Hi all. I have (usually very well managed with medication) depression. Tonight, I'm having a bad time.
I'm sat here in tears, trying to be quiet with them so my DH doesn't hear. Things just feel worse than they really are but I can't put them into perspective:
- I feel very alone. I have a wonderful DH but he works all the hours under the sun at the moment. Lovely children but they are 4 and 10 months so while I love them dearly and love spending time with them, they are not old enough to be proper "company". I work 4 days per week 9-6, get on with my colleagues but that's what they are. Other than my sister my family may as well live in timbuck too and my friends, two of them I haven't seen this year at all and the other one ive seen once. Not through lack of trying, plans just keep getting cancelled or everyone is too busy to make them in the first place.
- I've had a month of ds2 being really ill. He's slowed right down in his development while other babies around his age have sped up so I feel like I'm doing a bad job as a mother as he's not "doing what he should be doing".
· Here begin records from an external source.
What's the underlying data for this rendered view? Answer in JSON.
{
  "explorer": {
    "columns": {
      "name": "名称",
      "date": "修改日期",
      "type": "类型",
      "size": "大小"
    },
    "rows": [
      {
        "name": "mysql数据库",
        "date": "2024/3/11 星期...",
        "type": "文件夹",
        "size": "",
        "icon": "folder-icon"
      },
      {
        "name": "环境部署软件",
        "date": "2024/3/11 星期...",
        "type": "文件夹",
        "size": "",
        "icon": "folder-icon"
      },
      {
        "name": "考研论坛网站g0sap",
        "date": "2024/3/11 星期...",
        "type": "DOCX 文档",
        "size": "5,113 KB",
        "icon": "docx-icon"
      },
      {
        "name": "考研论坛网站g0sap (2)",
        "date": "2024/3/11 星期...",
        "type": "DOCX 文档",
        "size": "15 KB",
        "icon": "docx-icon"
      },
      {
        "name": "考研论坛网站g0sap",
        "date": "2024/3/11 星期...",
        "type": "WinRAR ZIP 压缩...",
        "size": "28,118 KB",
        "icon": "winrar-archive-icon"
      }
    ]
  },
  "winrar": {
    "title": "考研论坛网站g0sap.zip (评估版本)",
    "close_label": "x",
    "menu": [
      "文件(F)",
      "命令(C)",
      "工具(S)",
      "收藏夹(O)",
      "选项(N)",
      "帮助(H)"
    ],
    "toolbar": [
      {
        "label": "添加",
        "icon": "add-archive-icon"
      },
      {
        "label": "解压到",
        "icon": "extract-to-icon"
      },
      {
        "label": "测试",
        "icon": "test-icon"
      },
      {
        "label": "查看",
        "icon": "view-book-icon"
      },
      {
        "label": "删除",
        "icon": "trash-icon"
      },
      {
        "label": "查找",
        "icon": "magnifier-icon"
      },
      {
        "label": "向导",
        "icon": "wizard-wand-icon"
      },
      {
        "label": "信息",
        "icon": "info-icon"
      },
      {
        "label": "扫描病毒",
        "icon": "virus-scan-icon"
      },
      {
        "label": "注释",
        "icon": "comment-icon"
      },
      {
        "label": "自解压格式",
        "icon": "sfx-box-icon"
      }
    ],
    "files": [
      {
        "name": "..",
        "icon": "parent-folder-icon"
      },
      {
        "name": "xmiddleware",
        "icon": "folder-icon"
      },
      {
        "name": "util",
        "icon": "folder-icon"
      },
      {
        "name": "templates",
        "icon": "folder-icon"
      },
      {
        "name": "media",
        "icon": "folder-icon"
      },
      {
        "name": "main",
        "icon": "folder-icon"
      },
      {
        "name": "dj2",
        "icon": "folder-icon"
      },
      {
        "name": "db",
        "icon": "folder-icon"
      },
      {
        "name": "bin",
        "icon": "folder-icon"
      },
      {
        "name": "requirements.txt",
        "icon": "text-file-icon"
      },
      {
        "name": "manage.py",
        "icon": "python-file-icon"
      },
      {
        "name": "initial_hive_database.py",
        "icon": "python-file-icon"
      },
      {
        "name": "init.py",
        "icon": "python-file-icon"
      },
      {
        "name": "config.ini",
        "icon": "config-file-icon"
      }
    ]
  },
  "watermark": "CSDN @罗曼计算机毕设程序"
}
- work is pretty stressful and is just about covering childcare costs plus around £300 to put in the bill pot (prob not even that). I've had to do an occupational health assessment recently because of my depression to make sure I'm fit for work (I am) and just feel like being judged for something other people wouldn't be.
- I still haven't lost the baby weight and am 21/2 stone heavier than I should be. I'm watching what I eat and exercising and its slowly coming off but I feel fat and ugly.
Sorry I just needed to get it off my chest. I don't expect anyone to read or reply.